Engineers began covering the 50,000 square meter (164,000 sq ft) surface area of the roof of Belgium's HSL4 high-speed rail tunnel with monocrystalline solar panels (rated at 245 Wp per panel) in the summer of last year. The panels have been installed using a special ballast tile structure which negates the need for rooftop perforations. Enfinity says that the installation has just started generating the estimated 3.3 GWh* of electricity per year - equivalent to the average annual electricity consumption of nearly 1,000 homes.
The municipalities of Brasschaat and Schoten, intermunicipal financing companies FINEA and IKA, and solar construction company Solar Power Systems joined Enfinity and Belgian rail operator Infrabel for the Solar Tunnel project, which is said to be the first time railway infrastructure has been used to generate green energy. The cost of the project was around US$20 million.
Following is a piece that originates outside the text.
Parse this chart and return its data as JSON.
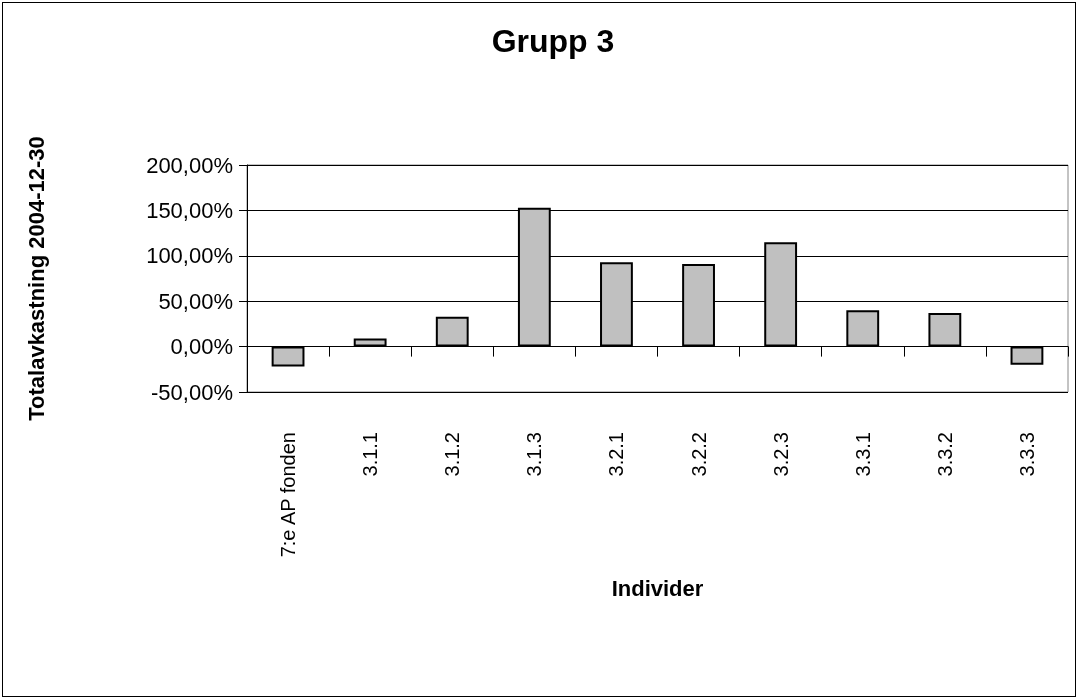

The solar energy will be used in Antwerp's North-South junction to meet the electricity needs of the signaling, lighting, heating of railway stations, and also by the trains using the Belgian rail network.
In related news, the UK's Network Rail recently announced that the new Blackfriars Station, that is to span the River Thames, will have half of its electricity needs met by solar panels installed on the roof.
*Chloé Van Driessche from Enfinity's Belgian headquarters has confirmed that the amount generated annually is 3.3 GWh, not 3.3 MWh as previously stated by the company's U.S. office.